St. Martial's Abbey was a monastery in Limoges, France, founded in 848 and dissolved in 1791.
The buildings were razed at the beginning of the 19th century. The only remaining part is the 10th century crypt, which was rediscovered in 1960, and which contains the tomb of Saint Martial, the first bishop of Limoges, and that of Saint Valerie of Limoges, another, possibly legendary, early martyr.
The origins of the abbey lie in the graveyard outside the original Roman settlement of Augustoritum. This is the site of the Place de la République, at the commercial heart of modern Limoges. The cemetery was the reputed burial place of early Christian martyrs, including Saint Martial, the first bishop of Limoges. This evolved into a place of pilgrimage in Merovingian times. By the 6th century, according to Gregory of Tours, there was a funerary chapel above Saint Martial's tomb, in the care of a small community of clerics, who were recognised as a congregation of canons in the reign of the Carolingian ruler, Louis the Pious (814-840). This community became a Benedictine abbey in 848, under Charles the Bald. A mosaic above the tomb of Saint Martial dates from approximately this time, and is set in hard cement from an earlier period, indicating that the shrine was already well-established and of some antiquity by the time the abbey was founded.

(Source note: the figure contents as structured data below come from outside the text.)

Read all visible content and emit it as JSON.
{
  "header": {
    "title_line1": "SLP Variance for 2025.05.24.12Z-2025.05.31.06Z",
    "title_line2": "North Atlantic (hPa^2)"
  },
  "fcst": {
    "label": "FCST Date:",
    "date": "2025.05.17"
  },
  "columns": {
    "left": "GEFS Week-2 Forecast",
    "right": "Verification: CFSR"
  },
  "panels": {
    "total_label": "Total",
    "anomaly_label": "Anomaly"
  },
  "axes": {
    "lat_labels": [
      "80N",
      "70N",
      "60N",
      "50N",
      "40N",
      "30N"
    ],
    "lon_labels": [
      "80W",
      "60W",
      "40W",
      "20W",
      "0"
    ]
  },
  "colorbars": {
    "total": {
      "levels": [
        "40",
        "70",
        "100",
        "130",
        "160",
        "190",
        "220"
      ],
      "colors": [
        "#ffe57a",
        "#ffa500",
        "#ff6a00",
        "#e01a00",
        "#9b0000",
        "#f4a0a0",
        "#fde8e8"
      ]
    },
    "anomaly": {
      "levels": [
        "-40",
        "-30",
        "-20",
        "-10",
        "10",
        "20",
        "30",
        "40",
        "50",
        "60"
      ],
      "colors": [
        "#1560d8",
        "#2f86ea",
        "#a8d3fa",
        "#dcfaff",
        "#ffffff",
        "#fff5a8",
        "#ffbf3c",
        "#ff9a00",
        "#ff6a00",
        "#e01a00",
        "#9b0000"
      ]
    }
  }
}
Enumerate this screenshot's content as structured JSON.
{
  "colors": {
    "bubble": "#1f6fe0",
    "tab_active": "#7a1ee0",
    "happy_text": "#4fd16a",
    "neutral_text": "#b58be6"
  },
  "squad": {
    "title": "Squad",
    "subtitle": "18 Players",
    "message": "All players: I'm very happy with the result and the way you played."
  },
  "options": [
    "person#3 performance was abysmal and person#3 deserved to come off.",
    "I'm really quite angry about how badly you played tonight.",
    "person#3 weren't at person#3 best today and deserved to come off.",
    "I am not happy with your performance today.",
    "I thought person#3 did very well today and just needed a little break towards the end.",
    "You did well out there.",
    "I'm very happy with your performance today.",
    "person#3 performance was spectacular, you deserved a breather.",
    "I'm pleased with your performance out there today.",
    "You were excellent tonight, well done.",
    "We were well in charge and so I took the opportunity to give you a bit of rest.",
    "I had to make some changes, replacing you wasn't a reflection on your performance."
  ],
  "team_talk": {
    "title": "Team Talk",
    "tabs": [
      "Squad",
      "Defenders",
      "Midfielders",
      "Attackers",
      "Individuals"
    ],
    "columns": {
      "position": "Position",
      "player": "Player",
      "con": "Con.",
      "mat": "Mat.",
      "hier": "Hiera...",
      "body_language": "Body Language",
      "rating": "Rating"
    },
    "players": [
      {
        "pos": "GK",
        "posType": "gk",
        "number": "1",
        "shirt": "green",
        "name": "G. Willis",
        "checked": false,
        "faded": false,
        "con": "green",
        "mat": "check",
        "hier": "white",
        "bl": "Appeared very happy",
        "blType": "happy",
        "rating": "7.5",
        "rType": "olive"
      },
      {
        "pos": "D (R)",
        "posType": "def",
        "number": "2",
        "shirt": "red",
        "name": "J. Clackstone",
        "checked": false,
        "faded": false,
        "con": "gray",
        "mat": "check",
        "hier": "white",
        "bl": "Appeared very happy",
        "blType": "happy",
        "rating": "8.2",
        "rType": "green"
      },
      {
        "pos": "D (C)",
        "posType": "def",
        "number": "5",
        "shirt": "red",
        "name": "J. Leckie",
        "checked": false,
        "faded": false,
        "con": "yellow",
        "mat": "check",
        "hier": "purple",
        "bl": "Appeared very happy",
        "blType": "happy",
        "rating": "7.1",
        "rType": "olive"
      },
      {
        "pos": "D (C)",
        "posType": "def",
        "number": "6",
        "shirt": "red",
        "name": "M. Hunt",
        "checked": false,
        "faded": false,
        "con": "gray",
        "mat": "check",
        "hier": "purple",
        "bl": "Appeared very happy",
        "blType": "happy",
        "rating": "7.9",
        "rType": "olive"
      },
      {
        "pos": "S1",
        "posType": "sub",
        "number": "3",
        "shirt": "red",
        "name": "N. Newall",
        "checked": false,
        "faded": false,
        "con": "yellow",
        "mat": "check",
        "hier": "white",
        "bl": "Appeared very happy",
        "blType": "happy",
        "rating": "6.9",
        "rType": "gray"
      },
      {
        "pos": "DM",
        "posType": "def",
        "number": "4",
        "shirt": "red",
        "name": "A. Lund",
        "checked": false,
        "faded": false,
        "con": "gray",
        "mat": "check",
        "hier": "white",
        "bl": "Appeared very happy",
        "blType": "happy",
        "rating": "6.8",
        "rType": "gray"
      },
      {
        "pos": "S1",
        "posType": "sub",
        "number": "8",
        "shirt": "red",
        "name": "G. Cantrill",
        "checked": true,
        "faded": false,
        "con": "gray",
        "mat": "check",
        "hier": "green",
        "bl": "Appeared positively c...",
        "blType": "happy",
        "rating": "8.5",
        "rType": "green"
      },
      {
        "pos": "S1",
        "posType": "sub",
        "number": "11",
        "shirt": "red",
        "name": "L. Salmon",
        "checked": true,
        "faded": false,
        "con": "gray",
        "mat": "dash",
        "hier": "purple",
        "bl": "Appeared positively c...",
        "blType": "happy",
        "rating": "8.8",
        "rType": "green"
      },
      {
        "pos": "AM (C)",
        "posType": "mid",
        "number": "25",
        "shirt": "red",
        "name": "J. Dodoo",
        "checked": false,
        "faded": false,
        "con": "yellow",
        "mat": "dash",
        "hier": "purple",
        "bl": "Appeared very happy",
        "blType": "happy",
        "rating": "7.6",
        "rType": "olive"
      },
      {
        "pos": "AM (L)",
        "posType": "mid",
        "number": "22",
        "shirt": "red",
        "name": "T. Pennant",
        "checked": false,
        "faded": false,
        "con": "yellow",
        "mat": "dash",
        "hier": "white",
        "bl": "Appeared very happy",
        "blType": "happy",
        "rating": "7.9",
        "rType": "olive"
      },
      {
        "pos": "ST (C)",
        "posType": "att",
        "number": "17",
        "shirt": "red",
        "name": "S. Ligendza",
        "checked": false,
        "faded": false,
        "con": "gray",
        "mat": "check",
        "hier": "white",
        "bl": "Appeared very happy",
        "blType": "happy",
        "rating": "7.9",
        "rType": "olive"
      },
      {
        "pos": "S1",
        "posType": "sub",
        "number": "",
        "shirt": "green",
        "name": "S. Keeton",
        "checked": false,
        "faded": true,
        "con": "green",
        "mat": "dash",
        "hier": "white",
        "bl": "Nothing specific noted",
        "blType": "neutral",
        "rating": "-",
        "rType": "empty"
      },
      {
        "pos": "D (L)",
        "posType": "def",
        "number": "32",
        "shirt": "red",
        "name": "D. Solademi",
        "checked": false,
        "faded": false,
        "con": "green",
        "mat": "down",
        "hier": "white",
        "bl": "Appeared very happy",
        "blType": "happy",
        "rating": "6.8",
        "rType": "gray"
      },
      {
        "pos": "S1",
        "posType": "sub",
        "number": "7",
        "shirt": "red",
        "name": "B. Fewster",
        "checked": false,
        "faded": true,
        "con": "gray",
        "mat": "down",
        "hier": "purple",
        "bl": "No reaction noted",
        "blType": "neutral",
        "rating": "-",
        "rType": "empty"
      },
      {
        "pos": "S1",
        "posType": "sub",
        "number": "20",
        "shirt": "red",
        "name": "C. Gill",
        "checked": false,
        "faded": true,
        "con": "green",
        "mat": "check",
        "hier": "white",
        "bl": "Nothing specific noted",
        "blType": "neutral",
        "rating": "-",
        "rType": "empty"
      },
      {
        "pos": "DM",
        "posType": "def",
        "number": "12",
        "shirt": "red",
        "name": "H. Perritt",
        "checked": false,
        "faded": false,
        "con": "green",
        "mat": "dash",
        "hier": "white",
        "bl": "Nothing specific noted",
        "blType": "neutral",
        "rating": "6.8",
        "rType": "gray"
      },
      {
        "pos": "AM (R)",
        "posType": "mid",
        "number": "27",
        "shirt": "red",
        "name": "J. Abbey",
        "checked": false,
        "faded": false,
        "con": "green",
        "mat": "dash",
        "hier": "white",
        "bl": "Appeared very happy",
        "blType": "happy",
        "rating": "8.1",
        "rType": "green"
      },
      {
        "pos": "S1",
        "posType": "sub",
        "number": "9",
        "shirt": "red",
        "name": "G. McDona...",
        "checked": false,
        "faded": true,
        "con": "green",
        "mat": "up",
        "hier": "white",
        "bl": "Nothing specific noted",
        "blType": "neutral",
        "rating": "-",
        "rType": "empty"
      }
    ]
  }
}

The abbey grew in importance and elaboration, alongside the "City of the Castle". This was a major commercial centre, under the patronage of the abbot, and outside the boundaries and control of the Cathedral City, dominated by the bishop. The body of Saint Martial was, at some time in the late 9th century, taken from its sarcophagus and placed for a time in a golden shrine in the great new church which was built over the spot. Here it was a magnet for pilgrims on the Way of St. James, benefiting from the wider pilgrim traffic throughout Western Europe.